Google will bill your usage per minute, at a rate that depends on:
- the size of the virtual machine
- amount of RAM
- number of CPUs
- type (HDD or SSD) and size of persistent disk
All of these are parameters that can be set in the runtime section of each task within the WDL of a method. If they are not set, Google will use some basic default values when determining what type of virtual machines to provision for your workflow tasks.
Naturally, the key to minimizing your costs is to request the right resources for each task -- enough for the process to run efficiently but not so much that resources get wasted. For example, there's no point requesting a machine with multiple CPUs to run a program that cannot use more than one at a time.

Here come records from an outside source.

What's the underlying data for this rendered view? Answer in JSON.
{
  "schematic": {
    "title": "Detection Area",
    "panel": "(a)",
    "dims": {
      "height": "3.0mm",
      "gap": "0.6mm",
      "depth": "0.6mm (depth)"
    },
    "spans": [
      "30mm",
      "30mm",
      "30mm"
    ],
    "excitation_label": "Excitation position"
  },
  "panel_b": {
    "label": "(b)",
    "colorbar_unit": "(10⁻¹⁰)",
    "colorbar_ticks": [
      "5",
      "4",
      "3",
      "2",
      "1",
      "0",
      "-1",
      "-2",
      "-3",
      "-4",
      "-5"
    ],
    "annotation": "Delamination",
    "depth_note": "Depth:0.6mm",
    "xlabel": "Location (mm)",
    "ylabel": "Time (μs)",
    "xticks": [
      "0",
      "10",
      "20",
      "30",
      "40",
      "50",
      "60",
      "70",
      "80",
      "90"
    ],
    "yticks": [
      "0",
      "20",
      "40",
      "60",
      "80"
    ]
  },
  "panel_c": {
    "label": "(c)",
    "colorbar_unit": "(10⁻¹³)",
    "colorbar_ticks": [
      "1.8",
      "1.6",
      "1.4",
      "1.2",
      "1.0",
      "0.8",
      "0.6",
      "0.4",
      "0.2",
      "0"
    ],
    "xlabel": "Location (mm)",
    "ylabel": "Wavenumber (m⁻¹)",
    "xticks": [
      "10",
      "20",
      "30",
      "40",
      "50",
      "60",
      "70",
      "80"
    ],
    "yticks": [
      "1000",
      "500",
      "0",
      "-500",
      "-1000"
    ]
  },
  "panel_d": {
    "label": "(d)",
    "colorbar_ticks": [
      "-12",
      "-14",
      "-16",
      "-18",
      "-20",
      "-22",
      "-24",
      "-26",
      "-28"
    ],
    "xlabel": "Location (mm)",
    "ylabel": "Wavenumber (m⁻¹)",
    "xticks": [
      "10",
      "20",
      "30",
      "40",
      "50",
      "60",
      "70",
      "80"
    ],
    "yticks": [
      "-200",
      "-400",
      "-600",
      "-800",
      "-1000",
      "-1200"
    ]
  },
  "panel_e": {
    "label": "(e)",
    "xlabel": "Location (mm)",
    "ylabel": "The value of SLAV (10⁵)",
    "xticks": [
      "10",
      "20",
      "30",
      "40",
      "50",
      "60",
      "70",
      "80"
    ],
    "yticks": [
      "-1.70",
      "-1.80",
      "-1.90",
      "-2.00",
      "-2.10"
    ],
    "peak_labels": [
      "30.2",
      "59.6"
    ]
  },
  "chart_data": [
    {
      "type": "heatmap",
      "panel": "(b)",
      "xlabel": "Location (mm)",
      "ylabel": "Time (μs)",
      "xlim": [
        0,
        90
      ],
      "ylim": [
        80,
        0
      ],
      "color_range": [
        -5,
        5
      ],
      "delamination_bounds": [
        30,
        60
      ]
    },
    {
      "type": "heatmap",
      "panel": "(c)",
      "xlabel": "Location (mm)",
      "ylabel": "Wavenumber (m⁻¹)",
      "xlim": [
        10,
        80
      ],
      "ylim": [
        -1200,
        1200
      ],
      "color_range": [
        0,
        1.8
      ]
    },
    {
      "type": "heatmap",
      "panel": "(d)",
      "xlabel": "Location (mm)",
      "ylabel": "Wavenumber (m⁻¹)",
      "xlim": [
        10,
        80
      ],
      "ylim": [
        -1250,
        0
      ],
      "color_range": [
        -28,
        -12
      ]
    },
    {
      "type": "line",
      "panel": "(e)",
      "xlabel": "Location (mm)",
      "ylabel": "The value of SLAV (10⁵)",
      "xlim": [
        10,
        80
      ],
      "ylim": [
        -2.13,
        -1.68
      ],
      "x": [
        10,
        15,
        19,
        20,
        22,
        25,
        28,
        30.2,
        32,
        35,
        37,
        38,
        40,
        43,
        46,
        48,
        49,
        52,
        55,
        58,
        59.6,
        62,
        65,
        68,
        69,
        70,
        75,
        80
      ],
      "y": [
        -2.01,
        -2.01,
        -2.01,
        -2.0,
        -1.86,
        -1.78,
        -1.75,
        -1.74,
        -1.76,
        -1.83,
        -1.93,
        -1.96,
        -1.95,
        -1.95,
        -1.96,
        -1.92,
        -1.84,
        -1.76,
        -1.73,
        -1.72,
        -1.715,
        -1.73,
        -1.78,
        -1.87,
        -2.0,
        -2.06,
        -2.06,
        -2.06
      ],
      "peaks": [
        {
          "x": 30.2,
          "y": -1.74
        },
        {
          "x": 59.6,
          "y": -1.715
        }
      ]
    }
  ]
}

That being said, it's typically not trivial to determine what are the right resources for a given task, especially if there's going to be any substantial variation in the size and shape of the data that you're going to push through it. We are currently working on defining and documenting some WDL scripting techniques that make it possible to "autosize" the resource requests based the data inputs.
We're also working on two approaches to make compute costs more predictable. One is to encourage workflow developers to include estimated costs in the documentation of the methods they publish. The other is to integrate the reporting of costs per-workflow, per-submission, per-submitter and per workspace into the FireCloud billing management features.